16.12.2016  |  Khartoum, Sudan
Girl attending school in Sudan’s South Kordofan region, August 16, 2016. (photo: The Niles | Ahmed Mahmoud)
Girl attending school in Sudan’s South Kordofan region, August 16, 2016. (photo: The Niles | Ahmed Mahmoud)

Sarah was only 14 when her drunken father offered her as a wife in a ‘pleasure marriage’. The union only lasted one month and Sarah has since become a toy in the hands of men who marry her for two or three weeks at a time. So far, she has been married more than five times in an area where a dowry goes for SDG 500 (USD 78).

In N.A.’s case, her father had been injured in an accident and could no longer work when a 50-year-old man offered to marry her, in exchange for the family’s land. The marriage only lasted 20 days, during which period he sexually abused N. A. When she complained to an official, she was allowed to divorce him.

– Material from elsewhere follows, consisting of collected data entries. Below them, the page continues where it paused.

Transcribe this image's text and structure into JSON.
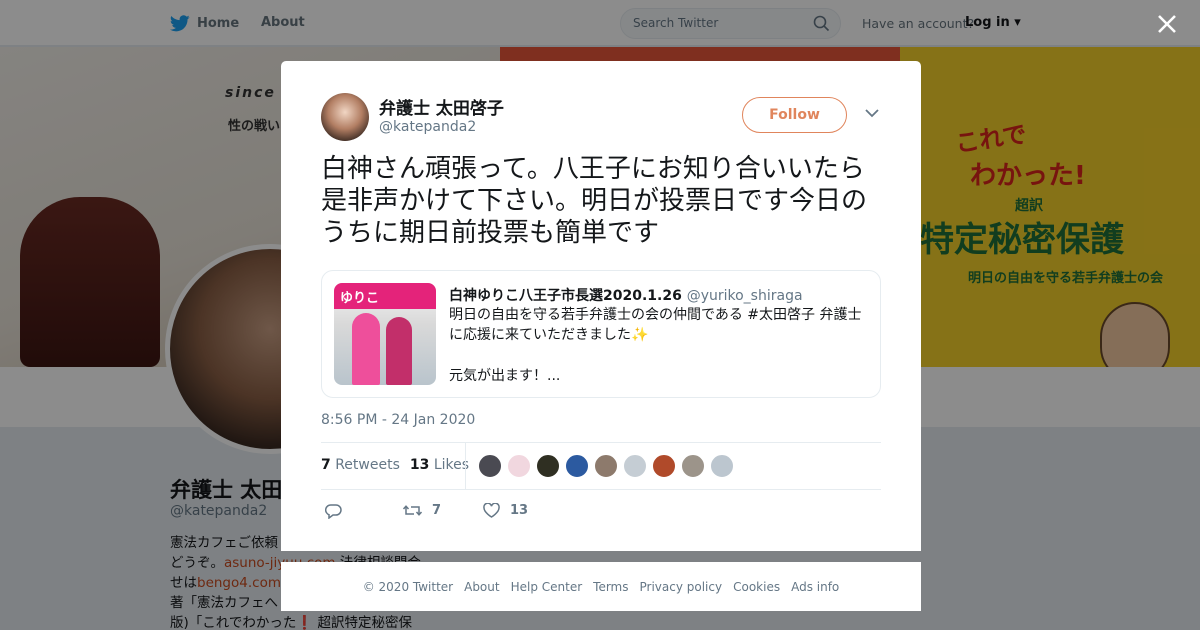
{
  "nav": {
    "home_label": "Home",
    "about_label": "About",
    "search_placeholder": "Search Twitter",
    "have_account": "Have an account?",
    "login_label": "Log in"
  },
  "banner": {
    "since_text": "since",
    "left_line": "性の戦い",
    "book_title1": "これで",
    "book_title2": "わかった!",
    "book_chouyaku": "超訳",
    "book_main": "特定秘密保護",
    "book_sub": "明日の自由を守る若手弁護士の会"
  },
  "profile": {
    "name": "弁護士 太田",
    "handle": "@katepanda2",
    "bio_line1": "憲法カフェご依頼",
    "bio_line2_pre": "どうぞ。",
    "bio_link1": "asuno-jiyuu.com",
    "bio_line2_post": " 法律相談問合",
    "bio_line3_pre": "せは",
    "bio_link2": "bengo4.com/",
    "bio_line4": "著「憲法カフェへ",
    "bio_line5": "版)「これでわかった❗ 超訳特定秘密保"
  },
  "tweet": {
    "author_name": "弁護士 太田啓子",
    "author_handle": "@katepanda2",
    "follow_label": "Follow",
    "text": "白神さん頑張って。八王子にお知り合いいたら是非声かけて下さい。明日が投票日です今日のうちに期日前投票も簡単です",
    "time": "8:56 PM - 24 Jan 2020",
    "retweets_count": "7",
    "retweets_label": "Retweets",
    "likes_count": "13",
    "likes_label": "Likes",
    "reply_count": "",
    "rt_action_count": "7",
    "like_action_count": "13"
  },
  "quote": {
    "image_sign": "ゆりこ",
    "name": "白神ゆりこ八王子市長選2020.1.26",
    "handle": "@yuriko_shiraga",
    "text": "明日の自由を守る若手弁護士の会の仲間である #太田啓子 弁護士に応援に来ていただきました",
    "sparkle": "✨",
    "more": "元気が出ます！..."
  },
  "likers": [
    {
      "color": "#4a4a52"
    },
    {
      "color": "#f1d7df"
    },
    {
      "color": "#2f2f22"
    },
    {
      "color": "#2c5aa0"
    },
    {
      "color": "#8d7a6c"
    },
    {
      "color": "#c5cdd4"
    },
    {
      "color": "#b04a2a"
    },
    {
      "color": "#9c948a"
    },
    {
      "color": "#bcc6cf"
    }
  ],
  "footer": {
    "copyright": "© 2020 Twitter",
    "about": "About",
    "help": "Help Center",
    "terms": "Terms",
    "privacy": "Privacy policy",
    "cookies": "Cookies",
    "ads": "Ads info"
  },
  "colors": {
    "accent": "#e0855c",
    "twitter_blue": "#1da1f2",
    "link": "#c84b1f"
  }
}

She now works in one of the region’s factories.

In pursuit of dowries

According to some residents in the cities of Kosti and Rabak in the White Nile State in central Sudan, the incidence of ‘pleasure marriage’ among young people has been on the rise in the last 20 years. During the 1980s, the issue represented isolated cases where it was shameful for a woman, and for her family, to get married for only a short period of time.

But poverty has caused the phenomenon to take hold, with the dowry being the main driver for families offering up their underage daughters for marriage, according to a 2013 Human Rights Watch report.

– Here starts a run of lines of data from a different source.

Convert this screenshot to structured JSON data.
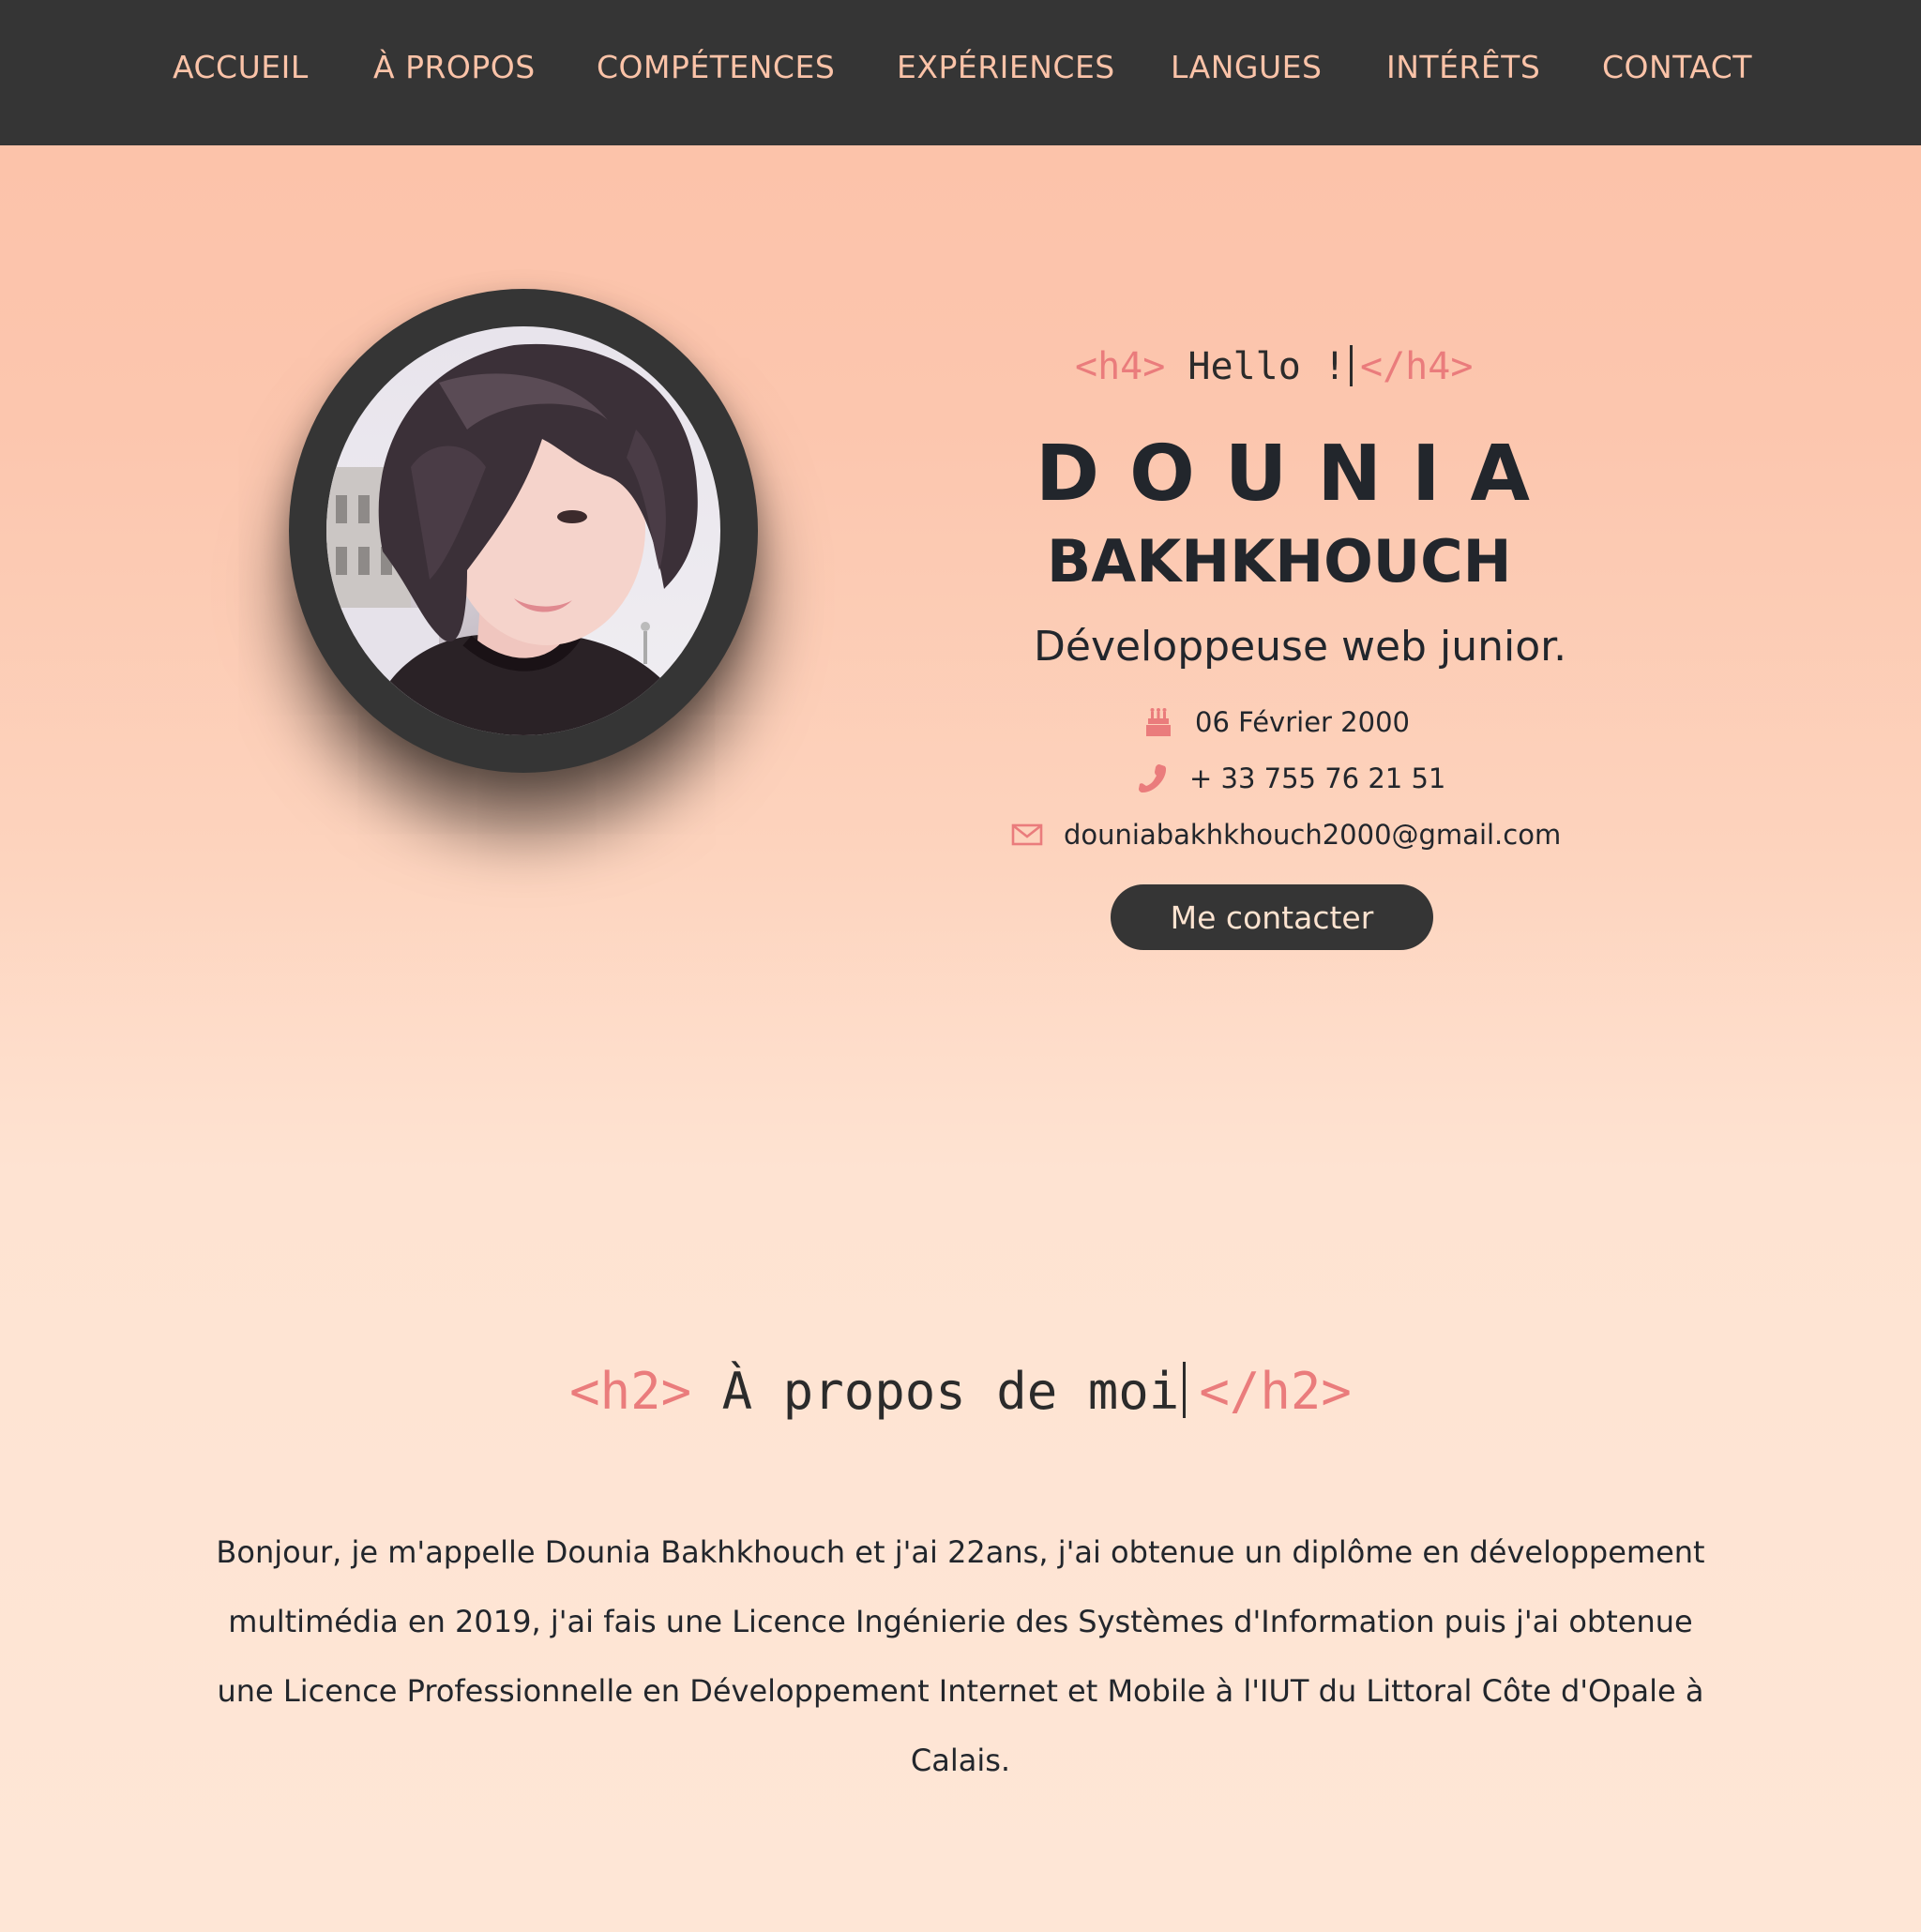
{
  "nav": {
    "items": [
      {
        "label": "ACCUEIL"
      },
      {
        "label": "À PROPOS"
      },
      {
        "label": "COMPÉTENCES"
      },
      {
        "label": "EXPÉRIENCES"
      },
      {
        "label": "LANGUES"
      },
      {
        "label": "INTÉRÊTS"
      },
      {
        "label": "CONTACT"
      }
    ]
  },
  "hero": {
    "hello_open": "<h4>",
    "hello_text": "Hello !",
    "hello_close": "</h4>",
    "first_name": "DOUNIA",
    "last_name": "BAKHKHOUCH",
    "job_title": "Développeuse web junior.",
    "birthday": "06 Février 2000",
    "phone": "+ 33 755 76 21 51",
    "email": "douniabakhkhouch2000@gmail.com",
    "contact_button": "Me contacter"
  },
  "about": {
    "title_open": "<h2>",
    "title_text": "À propos de moi",
    "title_close": "</h2>",
    "paragraph": "Bonjour, je m'appelle Dounia Bakhkhouch et j'ai 22ans, j'ai obtenue un diplôme en développement multimédia en 2019, j'ai fais une Licence Ingénierie des Systèmes d'Information puis j'ai obtenue une Licence Professionnelle en Développement Internet et Mobile à l'IUT du Littoral Côte d'Opale à Calais."
  },
  "colors": {
    "nav_bg": "#353535",
    "nav_text": "#fbc3a8",
    "accent": "#ea7c7c",
    "text_dark": "#22262c",
    "bg_top": "#fcc1a8",
    "bg_bottom": "#fee6d6"
  },
  "icons": {
    "birthday": "cake-icon",
    "phone": "phone-icon",
    "email": "envelope-icon"
  }
}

Residents in the states of the White Nile and North Kordofan say the rich exploit poor people in need of money, housing or medicine. One or two minors in some poor families have already been married over four times with a 100 per cent pregnancy rate.

A mother might have two to three children, each from a different father and she might not know which child belongs to which father. ‘Pleasure marriage’ is a common practice in the region, especially since neither civil nor customary law carries any weight in this matter.

“Pursuant to Article 14(a) of the Personal Status Law of 1991, a marriage should meet certain conditions, notably approval by both parties and for an unlimited period of time,” says lawyer Noun Kashkoush. “Thus, pleasure marriage is null and void and consequently has no effects of lineage, alimony, inheritance, etc. Our Maliki School of religious law prohibits pleasure marriage and it underpins the Personal Status Law.”

It is worth noting that this is the same law which legalises the marriage of girls as soon as they reach the age of ten.

Grass roots awareness efforts

Sudanese society is conservative and men control married life. No one talks about pleasure marriage since poor families are unaware of their rights and duties.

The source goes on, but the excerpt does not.